I an an American who has spent ~20% of my adult life living in Canada, which I feel gives me some credibility about opining on Canada and Canadians than a Canadian who just watches American life on TV or follows it through the self-appointed elite that columnists like Douthat or Goldberg represent, who are far from the everyman/woman they often claim to understand and speak for. One can care about, sympathize/empathize with or even vaguely admire people in their tenacity to their beliefs without agreeing with them, just like a bigoted grandparent or idealistic child. I think most Canadians and Americans inhabit a protean consensus within a middle ground of wanting to comply with the "experts", but many of us are feeling frustrated that there is no clearly defined endpoint to the constantly evolving restrictions in a pandemic that has now reached endemicity and ubiquity.

IMO, the "class war" lies in the fact that some folks are compelled to follow rules at risk of shunning and sanction (think of the Quebec party plane to Cancun) while others aren't. Trudeau (G7), Boris Johnson (partygate), and Biden (shopping in Nantucket) come off as hypocrites, even if you strongly favor mask mandates. Hypocrisy causes you to shed more support from diametrically opposing POVs than gaining the support of two opposing constituencies. Bonnie Henry was the uber-doctrinaire health officer in BC who went to a BC Lions game and took selfies of herself without a mask. That was a dumb thing to do, even though she is a very bright person.
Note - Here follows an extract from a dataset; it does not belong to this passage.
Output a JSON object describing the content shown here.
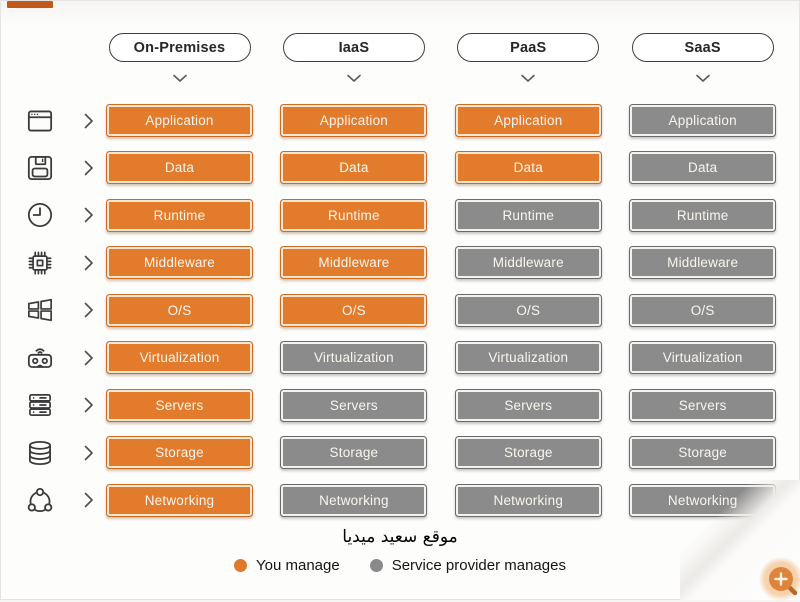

I didn't care as much for the broad generalizations made by you and Doug about Americans vs. Canadians in valuing status based on academic pedigree, because in *my* personal experience, Canadians tend to be just as hypocritically doctrinaire and virtue signalling...and just as status oriented and just as hasty to draw conclusions on flimsy information as Americans. Although there are clearly cultural differences between the US and Canada, both cultures tend to elevate the opinions of white male Anglophones to a kind of exalted status based on identity over (apparently) prosaic things like facts and reasoned arguments. If the politicians (and some doctors) don't themselves sincerely believe in what they have been saying to the public, then why should anyone else?